Neue Ideen sind gefragt
Dass die CeBIT anderen Regeln folgt als eine Fachmesse wie die LEARNTEC wurde so manchem Aussteller im Angesicht teils verwaister Stände schmerzhaft klar. Ein wenig mehr Kreativität und Einfallsreichtum in der Standgestaltung würde vielen eLearning-Ausstellern gut zu Gesicht stehen. Eine positive Ausnahme bildete diesbezüglich das österreichische Unternehmen Create.at, deren mit einfachen Mitteln auffallend gestalteter Stand die Besucher zum Verweilen einlud. Kreative Standgestaltung lässt eben auch kreative Inhalte vermuten.
Als Publikumsmagnet erwies sich das Forum, das mit seinen vielen interessanten Vorträgen ausnahmslos gut besucht war.

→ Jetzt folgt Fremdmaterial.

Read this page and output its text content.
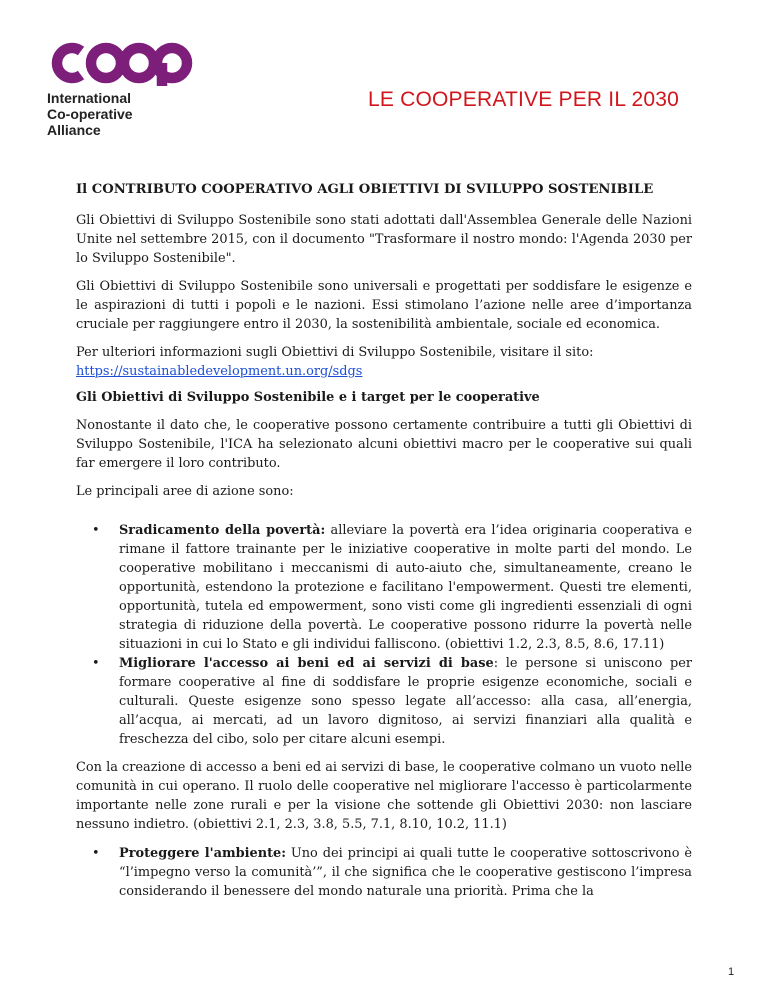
International
Co-operative
Alliance
LE COOPERATIVE PER IL 2030
Il CONTRIBUTO COOPERATIVO AGLI OBIETTIVI DI SVILUPPO SOSTENIBILE

Gli Obiettivi di Sviluppo Sostenibile sono stati adottati dall'Assemblea Generale delle Nazioni Unite nel settembre 2015, con il documento "Trasformare il nostro mondo: l'Agenda 2030 per lo Sviluppo Sostenibile".

Gli Obiettivi di Sviluppo Sostenibile sono universali e progettati per soddisfare le esigenze e le aspirazioni di tutti i popoli e le nazioni. Essi stimolano l’azione nelle aree d’importanza cruciale per raggiungere entro il 2030, la sostenibilità ambientale, sociale ed economica.

Per ulteriori informazioni sugli Obiettivi di Sviluppo Sostenibile, visitare il sito:
https://sustainabledevelopment.un.org/sdgs

Gli Obiettivi di Sviluppo Sostenibile e i target per le cooperative

Nonostante il dato che, le cooperative possono certamente contribuire a tutti gli Obiettivi di Sviluppo Sostenibile, l'ICA ha selezionato alcuni obiettivi macro per le cooperative sui quali far emergere il loro contributo.

Le principali aree di azione sono:

• Sradicamento della povertà: alleviare la povertà era l’idea originaria cooperativa e rimane il fattore trainante per le iniziative cooperative in molte parti del mondo. Le cooperative mobilitano i meccanismi di auto-aiuto che, simultaneamente, creano le opportunità, estendono la protezione e facilitano l'empowerment. Questi tre elementi, opportunità, tutela ed empowerment, sono visti come gli ingredienti essenziali di ogni strategia di riduzione della povertà. Le cooperative possono ridurre la povertà nelle situazioni in cui lo Stato e gli individui falliscono. (obiettivi 1.2, 2.3, 8.5, 8.6, 17.11)
• Migliorare l'accesso ai beni ed ai servizi di base: le persone si uniscono per formare cooperative al fine di soddisfare le proprie esigenze economiche, sociali e culturali. Queste esigenze sono spesso legate all’accesso: alla casa, all’energia, all’acqua, ai mercati, ad un lavoro dignitoso, ai servizi finanziari alla qualità e freschezza del cibo, solo per citare alcuni esempi.

Con la creazione di accesso a beni ed ai servizi di base, le cooperative colmano un vuoto nelle comunità in cui operano. Il ruolo delle cooperative nel migliorare l'accesso è particolarmente importante nelle zone rurali e per la visione che sottende gli Obiettivi 2030: non lasciare nessuno indietro. (obiettivi 2.1, 2.3, 3.8, 5.5, 7.1, 8.10, 10.2, 11.1)

• Proteggere l'ambiente: Uno dei principi ai quali tutte le cooperative sottoscrivono è “l’impegno verso la comunità’”, il che significa che le cooperative gestiscono l’impresa considerando il benessere del mondo naturale una priorità. Prima che la
1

Die angrenzende Lounge wurde von den Ausstellern intensiv für Gespräche, kleine Verschnaufpausen und als Kontakthof genutzt. Allerdings wurde der große Gemeinschaftsstand der Niedersachsen im direkten Umfeld der Aussteller als störend, weil thematisch unpassend empfunden. Der Gemeinschaftsstand begrenzte das Forum auf einer Seite und durchschnitt damit die Einheit des eLearning & Knowledge-Bereichs.
Da in der Halle 6 eine ganze Reihe unterschiedlicher Bereiche wie Webciety, Open Source, Jobmarket, Marketing Solutions etc. Platz fanden, wünschten sich die Aussteller eine farbliche Kennzeichnung, also ein Farbleitsystem, das den Bereich der eLearning & Knowledge Solutions klar erkennbar begrenzt.
Der Appell richtet sich also an die Projektleitung der eLearning & Knowledge Solution Area im nächsten Jahr den Fachbesuchern über ein solches Farbleitsystem die Orientierung in der relativ unübersichtlichen Halle zu erleichtern.